We've heard it before under Clinton, who promised to make abortion "safe, legal, and rare". Back then, Democrat Catholics (which is to say those voters whose allegiance to the Democratic Party takes precedence over their loyalty to the Catholic Church) latched onto the last word. ("See, he said rare!") During the election, nominally pro-life Obamabots parroted the campaign propaganda point that Obama is pro-life since his policies would motivate people to have fewer abortions, at the same time he erases all legal restrictions on doing so. But as things already stand, any mother in need can now get all the aid she wants to raise a kid, and McCain wasn't going to eliminate it.
The sad truth behind these Catholics and others who claim the pro-life label for themselves is that they're insincere. They must be since they latch onto Obama's empty promises of lessening the abortion rate while simultaneously removing every extant vestige of legal protection for the unborn. If they cared a whit about protecting the unborn, they wouldn't settle for empty rhetoric and opposite actions. It would seem that this self-defeating stance is relegated to the pro-life cause and no other. No sincere pro-gun advocacy group is touting Obama as the pro-gun candidate since, though he would ban many types of guns now commonly owned and in use, he is going to send out checks to every American after tax time which, if you want, can be used to buy a new gun before the ban goes into effect. Gun-totin' yokels are neither as apathetic nor as easily duped about the Second Amendment as the American Catholic left are about abortion.
The US Conference of Catholic Bishops must share the blame for the looming threat of the
FOCA (Freedom Of Choice Act) to close hospitals. The members of the conference are of two minds. Conference president Cardinal Francis George is exemplary of the first, that which opposed electing a pro-abortion President from the outset (see interview below), while vice president Bishop Gerald Kicanas is of the second, to be complicit in Obama's being elected President (see interview below the first). The sharp division in the conference led to the issuance of a
directive before the election to voting Catholics that was so weak and vague as to be non-committal.
In an October
interview after the synod, Cardinal George of Chicago indicated that abortion correctly took precedence in importance over all other issues in play:
Q: Therefore, while you would presumably support better health care and anti-poverty measures, in your mind that’s not an alternative to efforts to outlaw abortion?
A: Absolutely right.
In his interview, Bishop Kicanas expressed quite the opposite stance:
Q: If I’m hearing you correctly, you’re saying that for a Catholic who
wants to approach his or her vote in three weeks with the mind of the church,
it’s not a slam-dunk which way that vote should go. Is that right?
A: Yes, and I think that’s what “Faithful Citizenship” is saying. As a disciple, as a citizen, you have to weigh issues, you have to consider the character of candidates, what you think they will be able to do in terms of affecting the society and the culture in which we live. Clearly, the document is saying that to vote for someone who is proposing actions that are intrinsically evil, because of their position on those intrinsically evil acts, is certainly problematic for someone who is a believer in Christ. You don’t believe in Christ and then vote for a person simply, or primarily, because they hold a position that’s contrary to the church. You have to take those positions into consideration, and then make a choice. These are never easy choices.
Sez him. The choice is clear and easy for every voter who cares about ending the intrinsic evil of abortion.

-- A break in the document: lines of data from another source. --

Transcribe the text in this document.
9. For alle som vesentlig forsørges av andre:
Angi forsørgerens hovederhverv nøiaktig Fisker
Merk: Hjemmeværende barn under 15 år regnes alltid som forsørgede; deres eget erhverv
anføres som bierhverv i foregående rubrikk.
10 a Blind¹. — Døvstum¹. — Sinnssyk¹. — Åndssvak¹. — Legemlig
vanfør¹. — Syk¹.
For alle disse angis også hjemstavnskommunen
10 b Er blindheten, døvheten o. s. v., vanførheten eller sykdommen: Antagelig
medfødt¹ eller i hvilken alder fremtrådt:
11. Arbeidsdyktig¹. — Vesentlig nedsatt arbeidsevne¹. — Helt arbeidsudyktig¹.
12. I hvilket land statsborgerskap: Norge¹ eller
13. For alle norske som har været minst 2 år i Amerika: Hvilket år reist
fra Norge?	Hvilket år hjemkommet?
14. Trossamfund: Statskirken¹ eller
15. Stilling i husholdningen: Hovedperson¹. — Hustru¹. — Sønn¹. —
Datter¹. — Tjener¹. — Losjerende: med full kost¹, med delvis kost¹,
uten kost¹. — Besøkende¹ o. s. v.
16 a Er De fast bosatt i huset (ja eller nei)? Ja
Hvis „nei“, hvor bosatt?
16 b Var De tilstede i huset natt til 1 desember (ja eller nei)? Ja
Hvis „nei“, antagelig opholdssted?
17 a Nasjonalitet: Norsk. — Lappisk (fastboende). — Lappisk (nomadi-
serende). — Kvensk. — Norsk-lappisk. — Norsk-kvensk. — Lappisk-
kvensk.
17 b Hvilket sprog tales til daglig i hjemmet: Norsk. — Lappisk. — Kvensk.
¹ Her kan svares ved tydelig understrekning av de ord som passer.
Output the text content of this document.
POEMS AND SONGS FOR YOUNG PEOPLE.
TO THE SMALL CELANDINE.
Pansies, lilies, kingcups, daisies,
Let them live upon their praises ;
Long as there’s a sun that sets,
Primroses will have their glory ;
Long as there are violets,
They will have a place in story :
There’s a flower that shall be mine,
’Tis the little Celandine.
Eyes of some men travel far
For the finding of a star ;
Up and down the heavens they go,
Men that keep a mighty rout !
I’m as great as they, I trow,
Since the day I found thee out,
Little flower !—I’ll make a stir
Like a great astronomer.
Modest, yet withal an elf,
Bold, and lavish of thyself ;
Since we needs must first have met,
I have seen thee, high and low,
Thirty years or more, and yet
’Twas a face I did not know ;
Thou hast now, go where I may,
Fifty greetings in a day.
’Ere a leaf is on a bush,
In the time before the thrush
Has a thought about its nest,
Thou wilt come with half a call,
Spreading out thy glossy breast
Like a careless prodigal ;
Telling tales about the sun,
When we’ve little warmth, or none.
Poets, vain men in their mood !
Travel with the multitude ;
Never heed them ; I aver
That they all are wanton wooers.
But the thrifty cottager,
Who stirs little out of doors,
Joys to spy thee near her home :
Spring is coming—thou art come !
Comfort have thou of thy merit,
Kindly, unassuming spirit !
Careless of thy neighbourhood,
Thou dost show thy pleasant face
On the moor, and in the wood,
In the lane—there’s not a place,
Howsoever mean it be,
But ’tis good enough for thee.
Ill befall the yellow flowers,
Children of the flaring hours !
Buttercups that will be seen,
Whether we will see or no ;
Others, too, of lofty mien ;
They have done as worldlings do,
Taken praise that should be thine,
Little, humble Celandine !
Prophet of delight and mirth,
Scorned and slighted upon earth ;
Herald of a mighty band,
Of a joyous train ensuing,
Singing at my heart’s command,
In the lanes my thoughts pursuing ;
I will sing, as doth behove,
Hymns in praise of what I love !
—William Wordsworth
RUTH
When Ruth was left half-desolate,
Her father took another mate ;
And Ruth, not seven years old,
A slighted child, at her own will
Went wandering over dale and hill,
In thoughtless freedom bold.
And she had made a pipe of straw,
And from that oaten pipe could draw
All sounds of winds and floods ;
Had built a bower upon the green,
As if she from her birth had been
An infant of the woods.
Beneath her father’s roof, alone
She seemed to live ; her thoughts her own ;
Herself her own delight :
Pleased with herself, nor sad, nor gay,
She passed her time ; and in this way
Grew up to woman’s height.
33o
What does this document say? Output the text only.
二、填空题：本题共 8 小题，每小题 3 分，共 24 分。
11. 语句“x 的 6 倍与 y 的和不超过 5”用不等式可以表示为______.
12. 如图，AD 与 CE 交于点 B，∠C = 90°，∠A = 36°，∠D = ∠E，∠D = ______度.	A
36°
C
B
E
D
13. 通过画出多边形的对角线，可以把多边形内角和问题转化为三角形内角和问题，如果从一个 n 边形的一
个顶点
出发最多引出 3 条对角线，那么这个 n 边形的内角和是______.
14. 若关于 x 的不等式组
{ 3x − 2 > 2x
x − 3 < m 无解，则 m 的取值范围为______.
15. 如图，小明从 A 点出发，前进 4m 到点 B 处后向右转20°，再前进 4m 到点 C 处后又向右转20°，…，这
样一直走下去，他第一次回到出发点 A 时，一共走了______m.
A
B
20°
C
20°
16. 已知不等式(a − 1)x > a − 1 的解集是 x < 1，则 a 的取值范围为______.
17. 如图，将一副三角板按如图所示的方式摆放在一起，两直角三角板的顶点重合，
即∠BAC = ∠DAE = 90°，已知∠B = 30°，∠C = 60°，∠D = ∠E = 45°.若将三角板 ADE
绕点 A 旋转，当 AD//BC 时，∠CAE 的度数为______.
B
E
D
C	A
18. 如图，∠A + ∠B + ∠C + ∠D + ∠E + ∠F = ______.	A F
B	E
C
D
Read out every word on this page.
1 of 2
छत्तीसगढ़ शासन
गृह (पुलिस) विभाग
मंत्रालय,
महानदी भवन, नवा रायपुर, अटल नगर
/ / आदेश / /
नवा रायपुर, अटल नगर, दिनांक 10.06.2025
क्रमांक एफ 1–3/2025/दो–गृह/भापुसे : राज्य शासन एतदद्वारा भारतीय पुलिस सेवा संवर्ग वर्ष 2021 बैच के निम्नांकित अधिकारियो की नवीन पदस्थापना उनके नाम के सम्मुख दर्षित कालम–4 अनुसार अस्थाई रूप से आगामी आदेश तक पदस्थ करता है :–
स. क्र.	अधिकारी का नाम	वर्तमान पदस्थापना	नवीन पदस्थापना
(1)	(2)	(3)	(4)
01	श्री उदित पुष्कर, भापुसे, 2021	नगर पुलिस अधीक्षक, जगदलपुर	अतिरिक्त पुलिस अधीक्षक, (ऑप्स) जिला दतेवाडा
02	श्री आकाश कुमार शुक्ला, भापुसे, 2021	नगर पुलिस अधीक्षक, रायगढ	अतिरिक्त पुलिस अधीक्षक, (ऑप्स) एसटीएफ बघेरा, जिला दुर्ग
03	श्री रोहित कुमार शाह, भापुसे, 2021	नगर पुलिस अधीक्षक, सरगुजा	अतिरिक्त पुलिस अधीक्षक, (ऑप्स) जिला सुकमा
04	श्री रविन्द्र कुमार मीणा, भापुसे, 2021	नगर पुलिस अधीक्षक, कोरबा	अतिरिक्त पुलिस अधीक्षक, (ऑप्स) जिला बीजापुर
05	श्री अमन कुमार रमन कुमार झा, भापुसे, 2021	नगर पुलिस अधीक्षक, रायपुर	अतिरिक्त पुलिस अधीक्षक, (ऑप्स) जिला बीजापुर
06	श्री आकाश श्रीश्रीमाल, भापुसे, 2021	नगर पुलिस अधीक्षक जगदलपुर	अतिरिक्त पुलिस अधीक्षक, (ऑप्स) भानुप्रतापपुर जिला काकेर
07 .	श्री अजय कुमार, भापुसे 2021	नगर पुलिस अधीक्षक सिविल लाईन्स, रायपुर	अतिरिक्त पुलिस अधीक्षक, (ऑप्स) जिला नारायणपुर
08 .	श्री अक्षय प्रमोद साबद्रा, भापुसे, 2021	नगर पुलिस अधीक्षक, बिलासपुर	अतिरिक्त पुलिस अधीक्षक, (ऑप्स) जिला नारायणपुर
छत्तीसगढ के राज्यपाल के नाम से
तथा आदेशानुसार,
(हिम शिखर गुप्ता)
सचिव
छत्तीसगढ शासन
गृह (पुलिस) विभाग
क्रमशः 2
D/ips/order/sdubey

Only God knows whether the bishops' inaction delivered enough critical votes to Obama for him to win the election. Now that abortion extremist Obama won the election, it's come to this:
Along with their theological opposition to the procedure, church leaders say they worry that any expansion in abortion rights could require Catholic hospitals to perform abortions or lose federal funding. Auxiliary Bishop Thomas Paprocki of Chicago said the hospitals would close rather than comply.
Now that the time to put the weight and muscle of the Catholic vote behind defeating Abort-O-rama in the election is lost, the weapons available to the American bishops are issuing statements, pleas, requests, and recommendations, but the real power now resides with Barack Obama and both houses of Congress heavily in control of the Democrats. The bishops conference passed at the first call, and they've raised this round by betting the pot: our hospitals, irreplacable, built with centuries of work and sacrifice. We'll see whether they win, lose, or bluff. But they should not have waited this late to begin to push back.